[Tasks and Requirements]:
The content of your technical report should include the following A-H aspects:
A. A meaningful title (5-20 words) followed by your name and student ID
The title describes your topic and points out your research direction, so it is very important and we list the tips below.
[Topic selection tips]:
Tip 1: The title may be narrowed down further from the title of your Assignment 1.
Tip 2: Make the best use of Practicals to implement your data analysis project.
First, please learn a framework of basic skills of using Weka to prepare, process and analyze data in Practicals 1-3 and focus on Practical 6 (Performance Evaluation). Practical 6 comprises the skills to compare multiple data mining methods in different metrics, which directly helps your comparison and evaluation of different techniques in your technical report.

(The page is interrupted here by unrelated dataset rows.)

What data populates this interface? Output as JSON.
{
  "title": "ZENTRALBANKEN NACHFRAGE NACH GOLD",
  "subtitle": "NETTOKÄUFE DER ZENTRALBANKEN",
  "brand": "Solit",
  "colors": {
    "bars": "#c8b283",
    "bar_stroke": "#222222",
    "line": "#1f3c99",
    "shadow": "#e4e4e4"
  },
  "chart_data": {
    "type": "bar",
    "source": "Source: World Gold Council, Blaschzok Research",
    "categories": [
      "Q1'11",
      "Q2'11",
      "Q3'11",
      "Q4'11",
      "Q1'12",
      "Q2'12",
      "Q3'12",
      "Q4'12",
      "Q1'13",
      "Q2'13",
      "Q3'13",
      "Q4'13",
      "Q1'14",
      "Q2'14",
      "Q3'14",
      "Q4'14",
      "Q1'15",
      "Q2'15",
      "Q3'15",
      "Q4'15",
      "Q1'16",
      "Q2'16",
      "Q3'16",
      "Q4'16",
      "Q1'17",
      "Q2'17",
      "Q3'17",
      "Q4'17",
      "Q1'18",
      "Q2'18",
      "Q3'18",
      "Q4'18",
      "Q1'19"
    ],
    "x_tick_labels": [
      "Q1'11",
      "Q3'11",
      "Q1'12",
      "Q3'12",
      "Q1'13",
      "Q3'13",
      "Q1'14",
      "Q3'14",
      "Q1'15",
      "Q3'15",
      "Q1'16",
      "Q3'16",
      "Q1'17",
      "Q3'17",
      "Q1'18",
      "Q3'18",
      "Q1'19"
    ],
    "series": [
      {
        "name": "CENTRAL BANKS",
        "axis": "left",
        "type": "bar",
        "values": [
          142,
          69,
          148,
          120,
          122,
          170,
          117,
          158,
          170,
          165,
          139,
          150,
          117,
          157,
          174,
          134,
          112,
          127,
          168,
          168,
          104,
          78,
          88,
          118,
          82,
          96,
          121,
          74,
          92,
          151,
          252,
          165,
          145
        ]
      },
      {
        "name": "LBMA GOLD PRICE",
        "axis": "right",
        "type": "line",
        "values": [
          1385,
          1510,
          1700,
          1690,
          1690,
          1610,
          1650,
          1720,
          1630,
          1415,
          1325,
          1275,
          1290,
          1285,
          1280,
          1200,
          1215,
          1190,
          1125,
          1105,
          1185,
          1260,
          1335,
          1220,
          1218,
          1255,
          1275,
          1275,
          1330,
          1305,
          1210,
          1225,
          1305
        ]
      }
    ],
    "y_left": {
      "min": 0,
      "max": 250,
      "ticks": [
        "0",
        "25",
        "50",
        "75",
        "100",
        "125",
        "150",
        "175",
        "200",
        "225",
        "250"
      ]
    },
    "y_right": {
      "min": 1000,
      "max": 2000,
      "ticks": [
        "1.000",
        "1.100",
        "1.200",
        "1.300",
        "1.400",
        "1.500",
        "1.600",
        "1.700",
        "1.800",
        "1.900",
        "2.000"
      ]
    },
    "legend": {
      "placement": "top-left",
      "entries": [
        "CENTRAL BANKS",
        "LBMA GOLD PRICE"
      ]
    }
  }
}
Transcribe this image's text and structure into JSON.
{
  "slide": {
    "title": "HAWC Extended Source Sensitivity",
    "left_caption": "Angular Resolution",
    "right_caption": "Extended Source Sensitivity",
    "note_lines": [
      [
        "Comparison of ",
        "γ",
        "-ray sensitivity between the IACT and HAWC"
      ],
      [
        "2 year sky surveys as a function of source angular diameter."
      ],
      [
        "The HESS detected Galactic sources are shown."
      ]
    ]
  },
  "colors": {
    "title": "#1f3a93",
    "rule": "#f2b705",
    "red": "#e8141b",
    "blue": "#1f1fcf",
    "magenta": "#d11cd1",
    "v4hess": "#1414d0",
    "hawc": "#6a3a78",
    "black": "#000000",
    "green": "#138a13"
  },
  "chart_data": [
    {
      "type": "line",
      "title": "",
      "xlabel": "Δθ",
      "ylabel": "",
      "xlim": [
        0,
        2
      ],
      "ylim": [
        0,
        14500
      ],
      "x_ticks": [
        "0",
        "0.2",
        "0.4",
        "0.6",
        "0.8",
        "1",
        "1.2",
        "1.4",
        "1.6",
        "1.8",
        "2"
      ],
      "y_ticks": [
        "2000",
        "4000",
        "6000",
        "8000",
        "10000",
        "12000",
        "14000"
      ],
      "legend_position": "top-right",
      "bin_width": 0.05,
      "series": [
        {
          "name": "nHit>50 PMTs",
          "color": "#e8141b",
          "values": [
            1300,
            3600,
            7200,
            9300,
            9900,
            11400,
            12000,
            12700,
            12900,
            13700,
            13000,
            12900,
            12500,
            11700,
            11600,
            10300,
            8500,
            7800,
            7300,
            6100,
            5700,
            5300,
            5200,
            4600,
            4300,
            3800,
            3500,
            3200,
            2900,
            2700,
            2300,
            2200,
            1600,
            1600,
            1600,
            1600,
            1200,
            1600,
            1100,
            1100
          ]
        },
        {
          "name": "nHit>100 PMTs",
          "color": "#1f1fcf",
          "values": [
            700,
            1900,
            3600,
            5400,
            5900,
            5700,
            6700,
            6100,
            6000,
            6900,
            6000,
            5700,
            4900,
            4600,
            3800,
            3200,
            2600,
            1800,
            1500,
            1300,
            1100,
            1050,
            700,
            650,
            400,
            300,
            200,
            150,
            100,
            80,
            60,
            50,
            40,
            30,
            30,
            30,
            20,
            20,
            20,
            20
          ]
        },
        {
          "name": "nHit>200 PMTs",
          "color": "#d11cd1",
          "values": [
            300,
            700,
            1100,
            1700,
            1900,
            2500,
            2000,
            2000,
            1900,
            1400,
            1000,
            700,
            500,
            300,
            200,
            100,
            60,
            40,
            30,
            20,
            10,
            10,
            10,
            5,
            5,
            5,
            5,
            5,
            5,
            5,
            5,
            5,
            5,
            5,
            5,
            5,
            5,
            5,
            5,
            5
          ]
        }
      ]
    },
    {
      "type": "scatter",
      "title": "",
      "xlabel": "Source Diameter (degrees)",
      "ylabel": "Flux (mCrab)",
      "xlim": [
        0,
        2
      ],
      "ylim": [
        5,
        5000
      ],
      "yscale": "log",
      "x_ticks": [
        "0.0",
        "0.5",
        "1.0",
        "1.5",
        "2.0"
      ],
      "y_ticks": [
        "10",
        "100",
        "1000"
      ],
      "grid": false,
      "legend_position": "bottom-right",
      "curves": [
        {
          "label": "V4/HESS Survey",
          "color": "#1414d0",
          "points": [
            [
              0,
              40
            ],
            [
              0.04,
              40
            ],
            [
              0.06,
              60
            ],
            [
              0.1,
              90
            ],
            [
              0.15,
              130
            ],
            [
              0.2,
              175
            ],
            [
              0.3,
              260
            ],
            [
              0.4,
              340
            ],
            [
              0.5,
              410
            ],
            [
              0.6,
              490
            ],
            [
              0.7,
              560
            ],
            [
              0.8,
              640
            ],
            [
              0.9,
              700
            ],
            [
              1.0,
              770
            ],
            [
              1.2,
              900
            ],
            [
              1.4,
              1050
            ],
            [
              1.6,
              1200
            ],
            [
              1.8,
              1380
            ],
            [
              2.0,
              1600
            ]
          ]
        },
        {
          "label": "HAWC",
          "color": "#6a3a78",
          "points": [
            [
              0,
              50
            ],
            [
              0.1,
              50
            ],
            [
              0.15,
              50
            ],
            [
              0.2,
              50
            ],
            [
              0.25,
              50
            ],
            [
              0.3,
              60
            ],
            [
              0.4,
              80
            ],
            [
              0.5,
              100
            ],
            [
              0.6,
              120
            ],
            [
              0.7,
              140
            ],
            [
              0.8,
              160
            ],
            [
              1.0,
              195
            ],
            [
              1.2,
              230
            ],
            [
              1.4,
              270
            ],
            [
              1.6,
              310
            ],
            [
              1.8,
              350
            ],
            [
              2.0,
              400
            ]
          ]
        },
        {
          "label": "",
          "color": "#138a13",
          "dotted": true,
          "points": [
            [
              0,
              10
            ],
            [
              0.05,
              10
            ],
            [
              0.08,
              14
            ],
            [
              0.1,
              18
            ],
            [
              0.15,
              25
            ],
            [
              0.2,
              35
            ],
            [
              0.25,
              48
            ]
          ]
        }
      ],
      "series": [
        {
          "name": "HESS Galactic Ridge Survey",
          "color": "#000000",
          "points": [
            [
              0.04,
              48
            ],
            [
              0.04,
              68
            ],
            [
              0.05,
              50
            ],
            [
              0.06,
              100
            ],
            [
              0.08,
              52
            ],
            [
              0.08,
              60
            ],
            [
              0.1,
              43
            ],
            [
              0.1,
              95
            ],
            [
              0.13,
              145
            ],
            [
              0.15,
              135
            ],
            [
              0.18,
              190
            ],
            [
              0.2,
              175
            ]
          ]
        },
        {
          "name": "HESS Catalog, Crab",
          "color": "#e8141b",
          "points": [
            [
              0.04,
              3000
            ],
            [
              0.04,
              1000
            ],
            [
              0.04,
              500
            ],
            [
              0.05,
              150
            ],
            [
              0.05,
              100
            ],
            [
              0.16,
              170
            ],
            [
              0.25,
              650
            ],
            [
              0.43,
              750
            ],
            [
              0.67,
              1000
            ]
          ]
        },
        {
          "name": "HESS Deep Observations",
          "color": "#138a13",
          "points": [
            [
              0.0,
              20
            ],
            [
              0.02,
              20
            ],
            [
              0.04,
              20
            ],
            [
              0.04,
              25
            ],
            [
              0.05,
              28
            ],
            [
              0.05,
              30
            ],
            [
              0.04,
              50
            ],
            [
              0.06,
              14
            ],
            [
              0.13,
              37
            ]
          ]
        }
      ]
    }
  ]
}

Then, you can focus on one of the following techniques for analysing different types of data according to your topic:
. Practical 4 or Practical 5 for processing general numeric data
. Practical 7 Predicting Time Series
. Practical 8 Text Mining
. Practical 9 Image Analysi
. Others learnt by yourself
Practical 10 Recommendation provides an application example using techniques in Practicals 4-9.
Tip 3: An example. If the title in Assignment 1 is "Using Classification Method to Discover Events from Twitter Data", then the title in Assignment 2 may be "UsingDecision Tree to Predict A Event Trend from Twitter Data". If you choose this topic for Assignment 2, you can focus on Practical 8, which provides you details for classifying short text documents using Weka. Here, the event trend can be replaced by "a user's preference trend for a commercial product" and twitter data (taking one tweet as one short text document) also can be other short text data, such as user's comments for the product, etc. You may prefer to Decision Tree (J48 In Weka) as shown in this title, however, you also will present a counterpart method to do comparison.
B. An abstract (100-200 words)
C. An introduction of a data analytic application background, motivation and aim (200-300 words)
D. A summary of your dataset, including data type (general numeric data, short text, time series, image etc.), data size, data quality and data pre-processing) (300-500 words)
E. The main data mining techniques you adopt to satisfy your application aim (800-1000 words)
In this section, you will point out
. whether it is a clustering problem or classification problem,
. what is the data mining algorithm you will adopt to analyse your data, what are the steps of the adopted algorithm and what are its advantages and disadvantages,
. what is the counterpart algorithm that maybe an alternative choice to analyse your data.
F. Evaluation and demonstration (800-1000 words)
. what is the difference between your adopted algorithm and the counterpart algorithm, you may use performance evaluation skills learnt in Practical 6 to compare them. And you must demonstrate (i.e., show result accuracies as evidence) why one is better than another.
G. Conclusions (100-200 words)
H. List of References (IEEE and Harvard are preferred).